China has backed out of the Trans Pacific Partnership, a long-negotiated trade agreement between a dozen countries. Political analyst Sara Hsu says in the Diplomat China might have enough reason and chance to join later, but has now too many other international commitments on its plate.
China was invited to join the TPP by Hillary Clinton in 2012. Some have speculated that China would not join the bloc because it is a “high standards agreement,” even speculating that this was put in place to lock China out of the agreement. However, it is not clear how these “high standards” will be enforced. Past trade agreements, such as NAFTA and CAFTA, with similar labor or environmental standards, have not been enforced by the United States. Whether the lack of enforcement renders more or less attractive to China is unclear. The benefits of the treaty may be attainable by China by creating separate free trade agreements with participating nations.
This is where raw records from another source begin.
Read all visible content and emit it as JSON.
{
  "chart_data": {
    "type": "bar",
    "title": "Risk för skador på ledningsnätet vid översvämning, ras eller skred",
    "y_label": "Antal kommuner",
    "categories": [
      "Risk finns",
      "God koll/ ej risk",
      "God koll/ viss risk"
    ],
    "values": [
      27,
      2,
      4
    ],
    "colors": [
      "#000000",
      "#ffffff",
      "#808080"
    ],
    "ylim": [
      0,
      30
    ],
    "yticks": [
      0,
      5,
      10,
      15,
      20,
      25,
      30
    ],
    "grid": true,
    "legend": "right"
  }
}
Interestingly, Hillary Clinton herself has now come out against the pact due to concerns over aspects of the agreement, such as currency manipulation, that are insufficiently addressed.
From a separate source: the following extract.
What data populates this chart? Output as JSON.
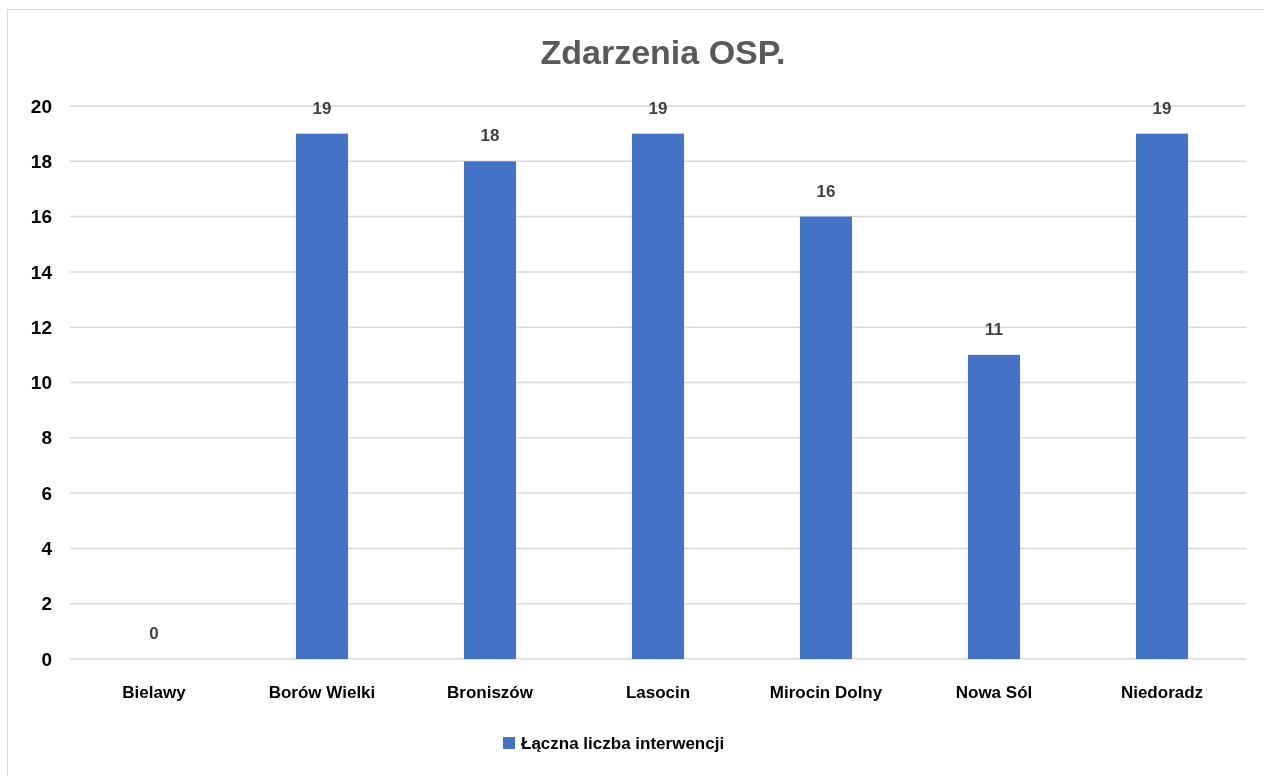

China appears to currently have enough international economic negotiations on the table to keep it occupied, and it is unlikely that it is really concerned about the TPP. The nation is a sufficiently large player in the world economy to negotiate successfully with trading partners. China is already in the process of participating in the Silk Road project, the Asian Infrastructure Investment Bank, the New Development Bank, and other high-level economic structures. If the TPP proves valuable, perhaps China will join the alliance in the coming months. Hence it may prove beneficial if the treaty is not positioned as an anti-China agreement going forward.